Edge Accelerators for Training

Figure shows an Nvidia Jetson Orin edge device, with 12 ARM Cortex CPU cores, an Ampere GPU with 2048 CUDA cores and 64 tensor cores, and 64GB of RAM shared between CPU and GPU. It delivers 275 TOPS of performance, comparable to an RTX 3060 Ti GPU workstation.

With the increase in IoT deployments, edge computing is emerging as a paradigm that enables low latency and privacy-preserving computation close to the data source. Some edge devices like the Nvidia Jetson feature multiple accelerators such as GPU and DLA in addition to a multicore ARM CPU, making it feasible to train deep learning workloads in addition to inferencing. These accelerated edges vary from desktop/server grade GPUs in terms of architecture, requiring new explorations of using them effectively. We investigate systems optimizations to efficiently use accelerated edge devices for deep learning workloads.
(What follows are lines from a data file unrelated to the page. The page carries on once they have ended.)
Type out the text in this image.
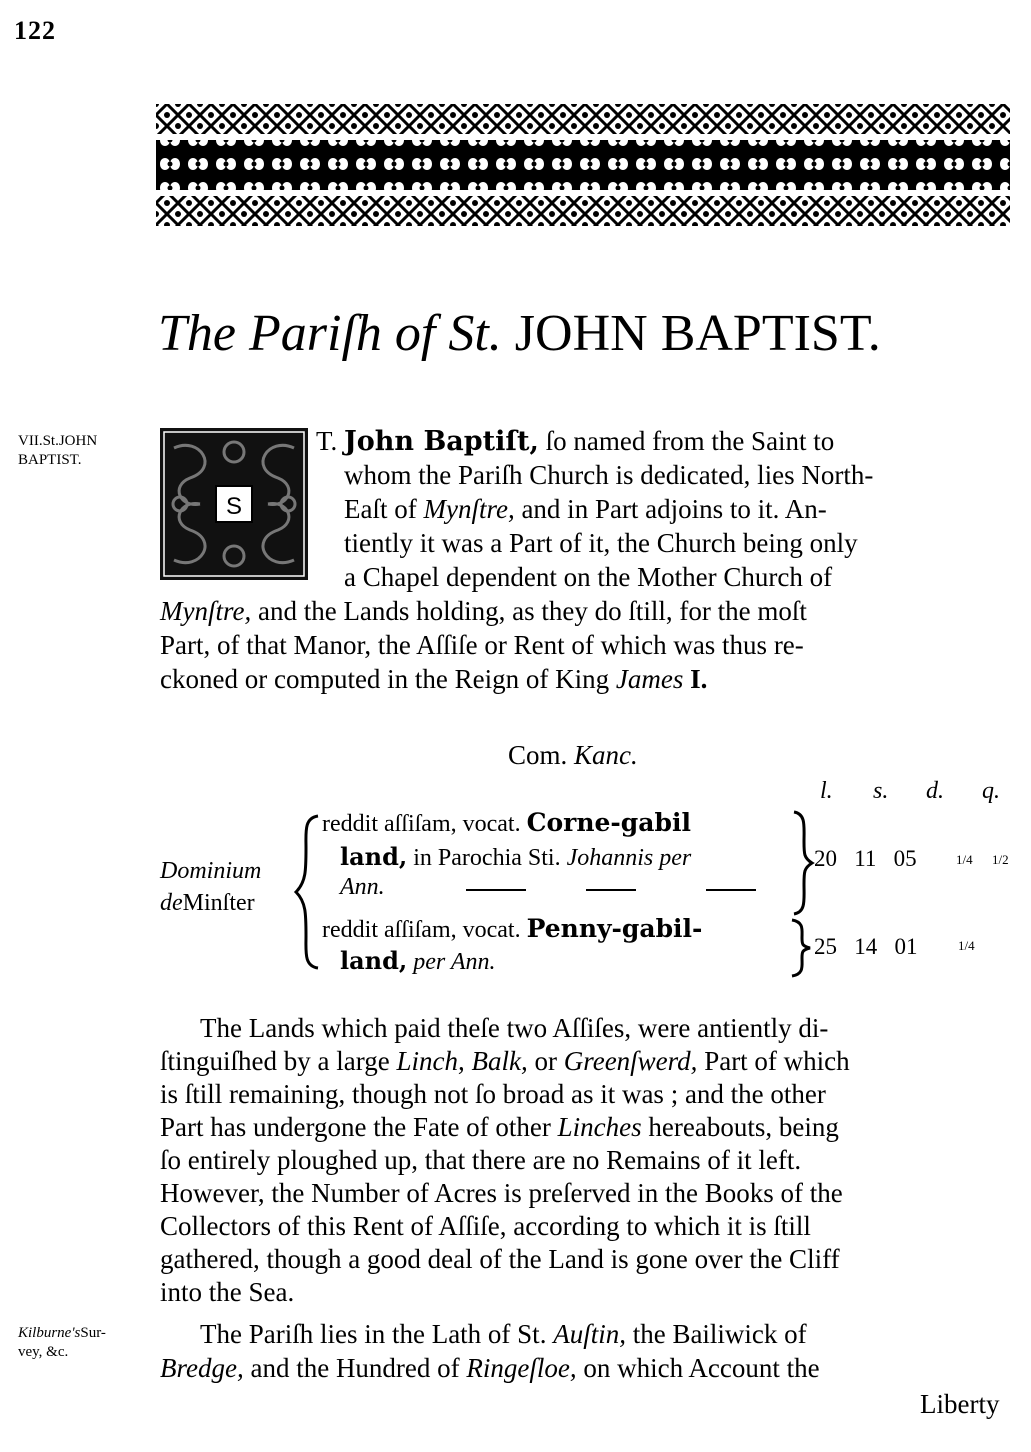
122
The Pariſh of St. JOHN BAPTIST.
VII.St.JOHN
BAPTIST.
S
T. John Baptiſt, ſo named from the Saint to
whom the Pariſh Church is dedicated, lies North-
Eaſt of Mynſtre, and in Part adjoins to it. An-
tiently it was a Part of it, the Church being only
a Chapel dependent on the Mother Church of
Mynſtre, and the Lands holding, as they do ſtill, for the moſt
Part, of that Manor, the Aſſiſe or Rent of which was thus re-
ckoned or computed in the Reign of King James I.
Com. Kanc.
l. s. d. q.
Dominium
deMinſter
reddit aſſiſam, vocat. Corne-gabil
land, in Parochia Sti. Johannis per
Ann.
20   11   05	1/4 1/2
reddit aſſiſam, vocat. Penny-gabil-
land, per Ann.
25   14   01	1/4
The Lands which paid theſe two Aſſiſes, were antiently di-
ſtinguiſhed by a large Linch, Balk, or Greenſwerd, Part of which
is ſtill remaining, though not ſo broad as it was ; and the other
Part has undergone the Fate of other Linches hereabouts, being
ſo entirely ploughed up, that there are no Remains of it left.
However, the Number of Acres is preſerved in the Books of the
Collectors of this Rent of Aſſiſe, according to which it is ſtill
gathered, though a good deal of the Land is gone over the Cliff
into the Sea.
Kilburne'sSur-
vey, &c.
The Pariſh lies in the Lath of St. Auſtin, the Bailiwick of
Bredge, and the Hundred of Ringeſloe, on which Account the
Liberty
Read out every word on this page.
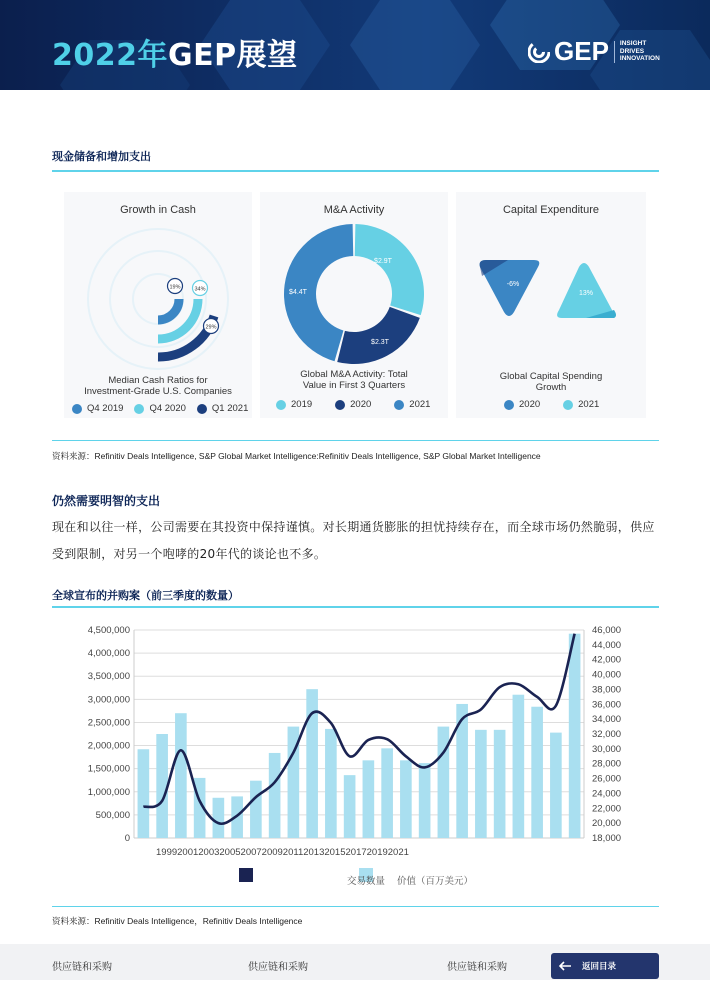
2022年GEP展望	GEP INSIGHT
DRIVES
INNOVATION
现金储备和增加支出
Growth in Cash
19%	34%
29%
Median Cash Ratios for
Investment-Grade U.S. Companies
Q4 2019	Q4 2020	Q1 2021
M&A Activity
$2.9T
$2.3T
$4.4T
Global M&A Activity: Total
Value in First 3 Quarters
2019	2020	2021
Capital Expenditure
-6%
13%
Global Capital Spending
Growth
2020	2021
资料来源：Refinitiv Deals Intelligence, S&P Global Market Intelligence:Refinitiv Deals Intelligence, S&P Global Market Intelligence
仍然需要明智的支出
现在和以往一样，公司需要在其投资中保持谨慎。对长期通货膨胀的担忧持续存在，而全球市场仍然脆弱，供应受到限制，对另一个咆哮的20年代的谈论也不多。
全球宣布的并购案（前三季度的数量）
0
500,000
1,000,000
1,500,000
2,000,000
2,500,000
3,000,000
3,500,000
4,000,000
4,500,000
18,000
20,000
22,000
24,000
26,000
28,000
30,000
32,000
34,000
36,000
38,000
40,000
42,000
44,000
46,000
199920012003200520072009201120132015201720192021
交易数量 价值（百万美元）
资料来源：Refinitiv Deals Intelligence，Refinitiv Deals Intelligence
供应链和采购	供应链和采购	供应链和采购	返回目录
Our work includes characterizing deep learning training and inferencing on edge devices [PAISE 2022, SIGMETRICS 2023], understanding the interference between different concurrent workloads, performance and energy modelling, intelligently scheduling concurrent training/inference workloads to better utilize heterogenous hardware [CCGRID 2023], virtualization/containerization of edge devices, etc.
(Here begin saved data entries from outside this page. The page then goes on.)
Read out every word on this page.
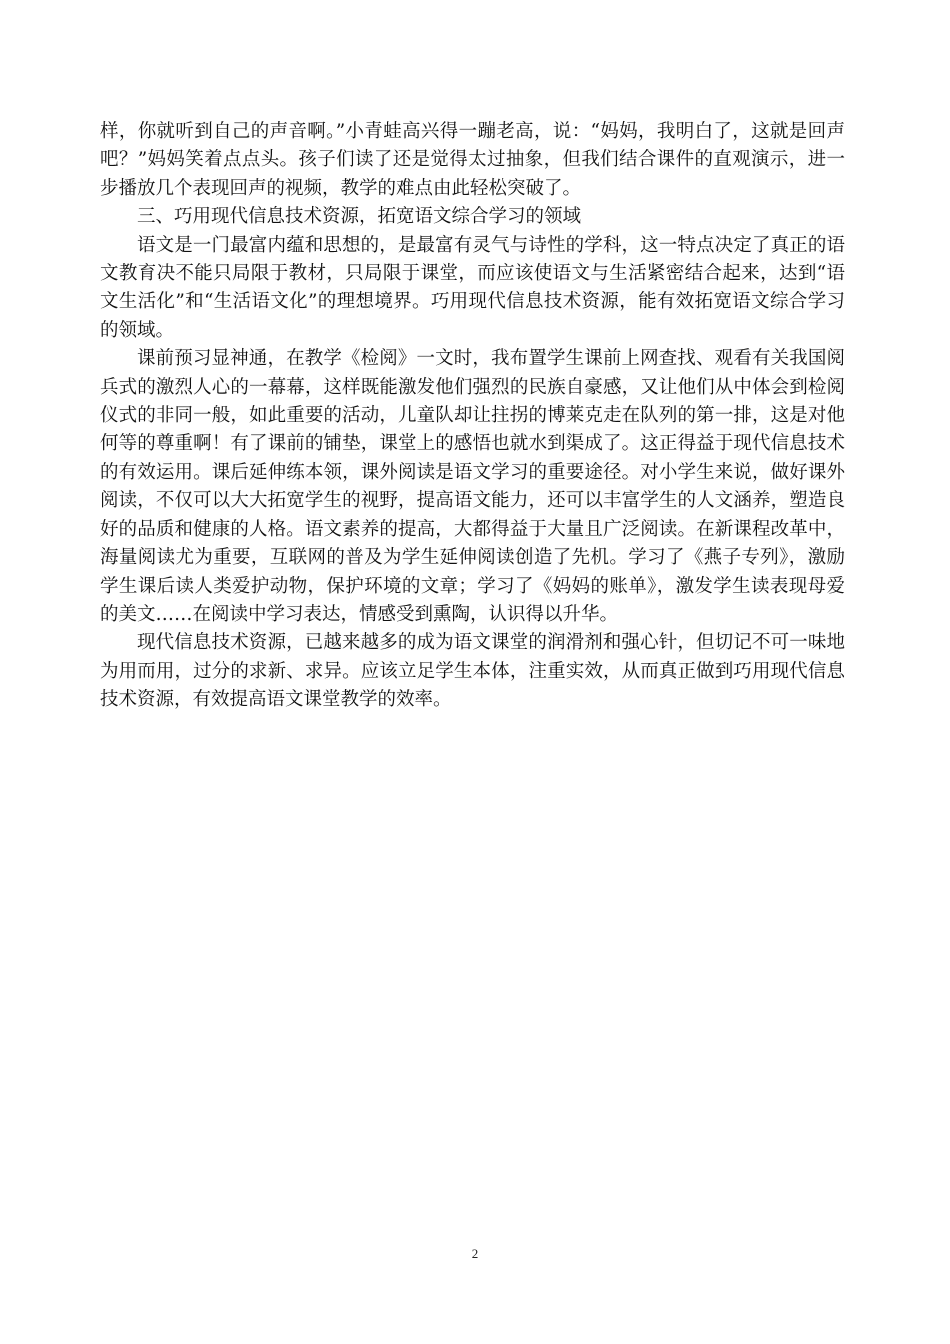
样，你就听到自己的声音啊。”小青蛙高兴得一蹦老高，说：“妈妈，我明白了，这就是回声吧？”妈妈笑着点点头。孩子们读了还是觉得太过抽象，但我们结合课件的直观演示，进一步播放几个表现回声的视频，教学的难点由此轻松突破了。

三、巧用现代信息技术资源，拓宽语文综合学习的领域

语文是一门最富内蕴和思想的，是最富有灵气与诗性的学科，这一特点决定了真正的语文教育决不能只局限于教材，只局限于课堂，而应该使语文与生活紧密结合起来，达到“语文生活化”和“生活语文化”的理想境界。巧用现代信息技术资源，能有效拓宽语文综合学习的领域。

课前预习显神通，在教学《检阅》一文时，我布置学生课前上网查找、观看有关我国阅兵式的激烈人心的一幕幕，这样既能激发他们强烈的民族自豪感，又让他们从中体会到检阅仪式的非同一般，如此重要的活动，儿童队却让拄拐的博莱克走在队列的第一排，这是对他何等的尊重啊！有了课前的铺垫，课堂上的感悟也就水到渠成了。这正得益于现代信息技术的有效运用。课后延伸练本领，课外阅读是语文学习的重要途径。对小学生来说，做好课外阅读，不仅可以大大拓宽学生的视野，提高语文能力，还可以丰富学生的人文涵养，塑造良好的品质和健康的人格。语文素养的提高，大都得益于大量且广泛阅读。在新课程改革中，海量阅读尤为重要，互联网的普及为学生延伸阅读创造了先机。学习了《燕子专列》，激励学生课后读人类爱护动物，保护环境的文章；学习了《妈妈的账单》，激发学生读表现母爱的美文……在阅读中学习表达，情感受到熏陶，认识得以升华。

现代信息技术资源，已越来越多的成为语文课堂的润滑剂和强心针，但切记不可一味地为用而用，过分的求新、求异。应该立足学生本体，注重实效，从而真正做到巧用现代信息技术资源，有效提高语文课堂教学的效率。

2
Federated learning (System)

Figure shows hierarchical federated learning in action. Clients are clustered into groups of similar performance and perform local model training and aggregation. This aggregated model it sent to a central server for the second level of aggregation.
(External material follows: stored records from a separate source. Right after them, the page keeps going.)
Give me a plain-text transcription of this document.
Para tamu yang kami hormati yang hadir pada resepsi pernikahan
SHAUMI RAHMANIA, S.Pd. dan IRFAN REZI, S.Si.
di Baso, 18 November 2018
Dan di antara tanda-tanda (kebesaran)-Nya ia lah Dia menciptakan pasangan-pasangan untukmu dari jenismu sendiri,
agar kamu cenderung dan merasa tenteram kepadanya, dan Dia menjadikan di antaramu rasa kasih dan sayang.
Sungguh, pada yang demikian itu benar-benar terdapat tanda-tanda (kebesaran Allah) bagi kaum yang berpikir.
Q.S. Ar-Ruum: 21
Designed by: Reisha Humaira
Federated Learning (FL) is a machine learning paradigm that enables privacy-driven learning in a distributed fashion by learning a shared model across clients. However, one of the main issues plaguing the reliability and accuracy of FL is the heterogeneity, both in terms of data and device specifications. Our work includes surveying many state-of-the-art existing works that help tackle these issues, find the shortcomings related to them and to come up with a new framework built around techniques that help tackle the same. We have been working on HaDFL, a novel synchronous FL framework built on top of the popular FedML library that has been extended to leverage on the availability of power-modes on edge devices to reduce device-based heterogeneity and works in a cluster-based hierarchical aggregation scenario, trying to involve as many clusters at a time in an attempt tackle data heterogeneity in terms of reducing model skew towards particular clusters enabling faster convergence. We have compared the progress made in our work with existing frameworks in a simulation environment and shown that it outperforms the same using simple heuristic tweaks and also helps improve the existing works by addressing the gaps in them as proof of our methodology being consistent across all scenarios.


Video Data Analytics

Figure shows the entire pipeline of Video Data Analytics in action

With advances in UAV (Unmanned Aerial Vehicles) and computer vision, automated management and analysis of video data captured by UAV mounted cameras is an area of growing interest. The video and metadata collected by a fleet of UAVs can be utilized to answer historical queries. Managing and semantic analysis of video data is known to be challenging due to its volume and computational overhead. But the videos captured by a fleet of drones are additionally plagued by visual information of varying level of detail and shorter duration due to which efficient analysis (by a single model) can be challenging, as well as rules out traditional techniques to reduce volume of video by downscaling it to a predetermined static resolution. Thus, we analyzed existing methods to measure level of detail in literature, proposed and built a data (video & metadata) processing pipeline to scale videos captured by UAVs dynamically (using metadata captured by drone sensors) to meet user specified level of detail configuration on average. We have also implemented the above pipeline on a heterogeneous edge cluster and observed reduction in turnaround time (for given experimental setup). We also integrated and evaluated device and load heterogeneity aware load balancers and reported the further reduction of makespan with device and load aware load balancers [HiPCW 2022].

We are currently working on developing a system to query the above data captured by UAVs based on geospatial, temporal, and semantic predicates and exploring further optimizations in the above pipeline.


  • [HiPCW 2022] Bharati Khanijo, Harshil Gupta  and Y. Simmhan, Video Ingest Pipeline on the Edge for Drone Videos , p. 75, in IEEE International Conference on High Performance Computing, Data and Analytics Workshop, 2022, 10.1109/HiPCW57629.2022.00015.